Overall, the electrical conductivities obtained by Baba et al. (2016) agree well with this study, with the exception of a more resistive crust and lithosphere, especially at depths of 20–50 km. This confirms the validity of our approach, and the potential to resolve 1-D conductivity profiles using tippers and geomagnetic observatory data. Still, we note that results should not be overinterpreted, as the presented approach is only useful if the 1-D conductivity assumption is not strongly violated, and if the used model of bathymetry is of good quality and resolution.

Discussion and conclusions

To our knowledge, tippers estimated at geomagnetic observatories have not been used for studying 1-D electrical conductivity distributions. However, tippers dominated by 3-D effects such as bathymetry also contain information on the vertical conductivity profile (Berdichevsky and Dmitriev 2008; Samrock and Kuvshinov 2013). In consequence, if the 3-D effects are known, the 1-D conductivity profile can be extracted.

Here, we demonstrated with synthetic tests that tippers can be used to resolve the 1-D conductivity structure below islands where 3-D effects are constrained by bathymetry. Further, we processed geomagnetic data from two island observatories, Gan in the Indian Ocean and Tristan da Cunha in the South Atlantic, to estimate and invert tippers. The obtained electrical conductivity profile beneath Gan island exhibits no anomalous behavior and is in agreement with other results for old oceanic upper mantle. For TDC, electrical conductivities are higher than for GAN, which may be explained by increased temperatures or increased water content. The presence of melt below the island is not required by the data, but cannot be excluded either. In the same area, an extensive 3-D MT sea-bottom survey (Baba et al. 2016) obtained electrical conductivities that are very similar to our results, confirming the applicability of the proposed method. Additionally, we test the robustness of the obtained 1-D profiles by inverting for a homogeneous Earth model and conclude that the additional 1-D variability is required by the data.
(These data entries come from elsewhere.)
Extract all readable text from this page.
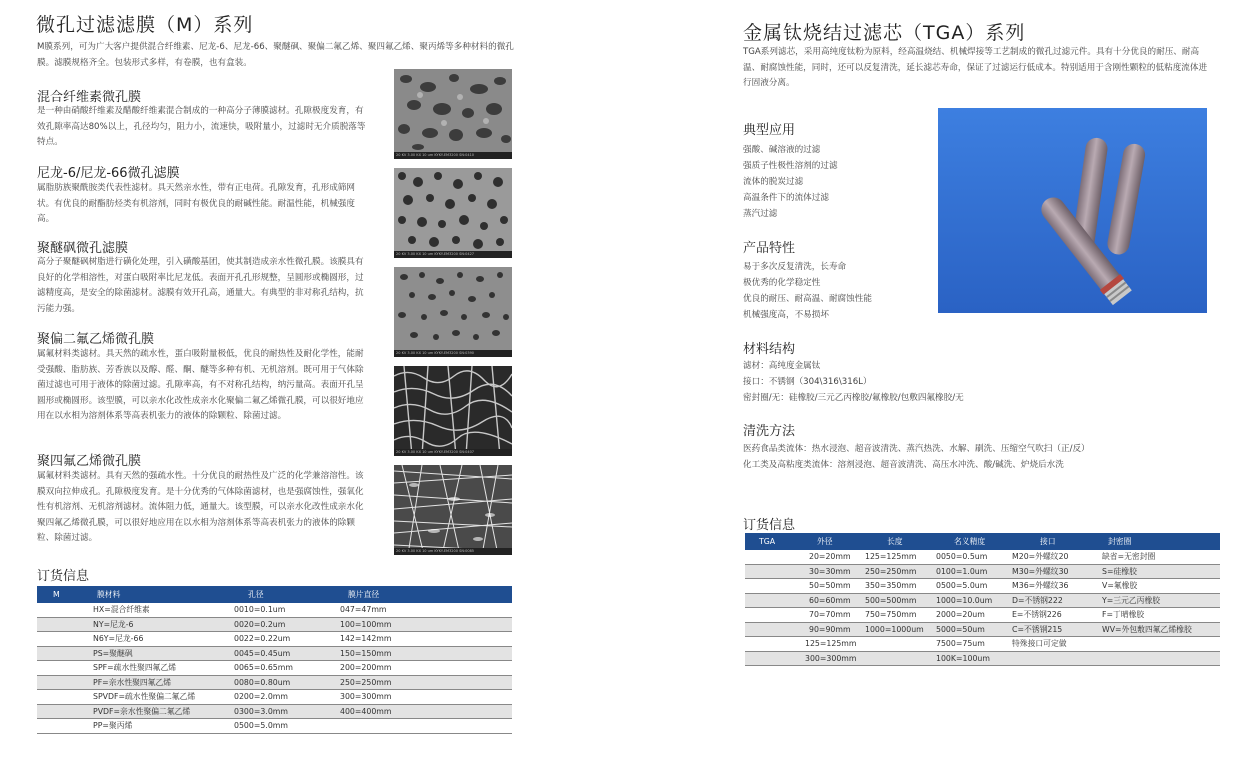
微孔过滤滤膜（M）系列

M膜系列，可为广大客户提供混合纤维素、尼龙-6、尼龙-66、聚醚砜、聚偏二氟乙烯、聚四氟乙烯、聚丙烯等多种材料的微孔膜。滤膜规格齐全。包装形式多样，有卷膜，也有盒装。

混合纤维素微孔膜

是一种由硝酸纤维素及醋酸纤维素混合制成的一种高分子薄膜滤材。孔隙极度发育，有效孔隙率高达80%以上，孔径均匀，阻力小，流速快，吸附量小，过滤时无介质脱落等特点。

20 KV 3.00 KX 10 um KYKY-EM3200 SN:0410
尼龙-6/尼龙-66微孔滤膜

属脂肪族聚酰胺类代表性滤材。具天然亲水性，带有正电荷。孔隙发育，孔形成筛网状。有优良的耐酯肪烃类有机溶剂，同时有极优良的耐碱性能。耐温性能，机械强度高。

20 KV 3.00 KX 10 um KYKY-EM3200 SN:0427
聚醚砜微孔滤膜

高分子聚醚砜树脂进行磺化处理，引入磺酸基团，使其制造成亲水性微孔膜。该膜具有良好的化学相溶性，对蛋白吸附率比尼龙低。表面开孔孔形规整，呈圆形或椭圆形，过滤精度高，是安全的除菌滤材。滤膜有效开孔高，通量大。有典型的非对称孔结构，抗污能力强。

20 KV 3.00 KX 10 um KYKY-EM3200 SN:0390
聚偏二氟乙烯微孔膜

属氟材料类滤材。具天然的疏水性，蛋白吸附量极低，优良的耐热性及耐化学性，能耐受强酸、脂肪族、芳香族以及醇、醛、酮、醚等多种有机、无机溶剂。既可用于气体除菌过滤也可用于液体的除菌过滤。孔隙率高，有不对称孔结构，纳污量高。表面开孔呈圆形或椭圆形。该型膜，可以亲水化改性成亲水化聚偏二氟乙烯微孔膜，可以很好地应用在以水相为溶剂体系等高表机张力的液体的除颗粒、除菌过滤。

20 KV 3.00 KX 10 um KYKY-EM3200 SN:0407
聚四氟乙烯微孔膜

属氟材料类滤材。具有天然的强疏水性。十分优良的耐热性及广泛的化学兼溶溶性。该膜双向拉伸成孔。孔隙极度发育。是十分优秀的气体除菌滤材，也是强腐蚀性，强氧化性有机溶剂、无机溶剂滤材。流体阻力低，通量大。该型膜，可以亲水化改性成亲水化聚四氟乙烯微孔膜，可以很好地应用在以水相为溶剂体系等高表机张力的液体的除颗粒、除菌过滤。

20 KV 3.00 KX 10 um KYKY-EM3200 SN:0085
订货信息
M	膜材料	孔径	膜片直径
	HX=混合纤维素	0010=0.1um	047=47mm
	NY=尼龙-6	0020=0.2um	100=100mm
	N6Y=尼龙-66	0022=0.22um	142=142mm
	PS=聚醚砜	0045=0.45um	150=150mm
	SPF=疏水性聚四氟乙烯	0065=0.65mm	200=200mm
	PF=亲水性聚四氟乙烯	0080=0.80um	250=250mm
	SPVDF=疏水性聚偏二氟乙烯	0200=2.0mm	300=300mm
	PVDF=亲水性聚偏二氟乙烯	0300=3.0mm	400=400mm
	PP=聚丙烯	0500=5.0mm	
金属钛烧结过滤芯（TGA）系列

TGA系列滤芯，采用高纯度钛粉为原料，经高温烧结、机械焊接等工艺制成的微孔过滤元件。具有十分优良的耐压、耐高温、耐腐蚀性能，同时，还可以反复清洗，延长滤芯寿命，保证了过滤运行低成本。特别适用于含刚性颗粒的低粘度流体进行固液分离。

典型应用

强酸、碱溶液的过滤

强质子性极性溶剂的过滤

流体的脱炭过滤

高温条件下的流体过滤

蒸汽过滤

产品特性

易于多次反复清洗，长寿命

极优秀的化学稳定性

优良的耐压、耐高温、耐腐蚀性能

机械强度高，不易损坏

材料结构

滤材：高纯度金属钛

接口：不锈钢（304\316\316L）

密封圈/无：硅橡胶/三元乙丙橡胶/氟橡胶/包敷四氟橡胶/无

清洗方法

医药食品类流体：热水浸泡、超音波清洗、蒸汽热洗、水解、刷洗、压缩空气吹扫（正/反）

化工类及高粘度类流体：溶剂浸泡、超音波清洗、高压水冲洗、酸/碱洗、炉烧后水洗

订货信息
TGA	外径	长度	名义精度	接口	封密圈
	20=20mm	125=125mm	0050=0.5um	M20=外螺纹20	缺省=无密封圈
	30=30mm	250=250mm	0100=1.0um	M30=外螺纹30	S=硅橡胶
	50=50mm	350=350mm	0500=5.0um	M36=外螺纹36	V=氟橡胶
	60=60mm	500=500mm	1000=10.0um	D=不锈钢222	Y=三元乙丙橡胶
	70=70mm	750=750mm	2000=20um	E=不锈钢226	F=丁晴橡胶
	90=90mm	1000=1000um	5000=50um	C=不锈钢215	WV=外包敷四氟乙烯橡胶
	125=125mm		7500=75um	特殊接口可定做	
	300=300mm		100K=100um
We note that our approach relies on the assumption that no additional 3-D conductivity anomalies are present. In consequence, any such anomalies may lead to misleading results, or to the unability of the model to fit the data. Clearly, remote and active volcanic islands are anomalous regions, for example due to hotspot mantle plumes. Still, the developed methodology allows us to obtain knowledge of the oceanic lithosphere and upper mantle from available single-site geomagnetic observatory data that otherwise cannot be used for induction studies. Therefore, as long as we are aware of its limitations, the method will help to better understand the oceanic lithosphere and upper mantle in remote regions where otherwise little or no knowledge is available. Furthermore, when combined with longer period responses due to Sq or magnetospheric sources, this methodology provides a unique opportunity for imaging the electrical structure of the mantle throughout its full depth range. In future, more complete 3-D studies with multiple magnetometers or additional measurements of field intensity (Kuvshinov et al. 2016) are also feasible.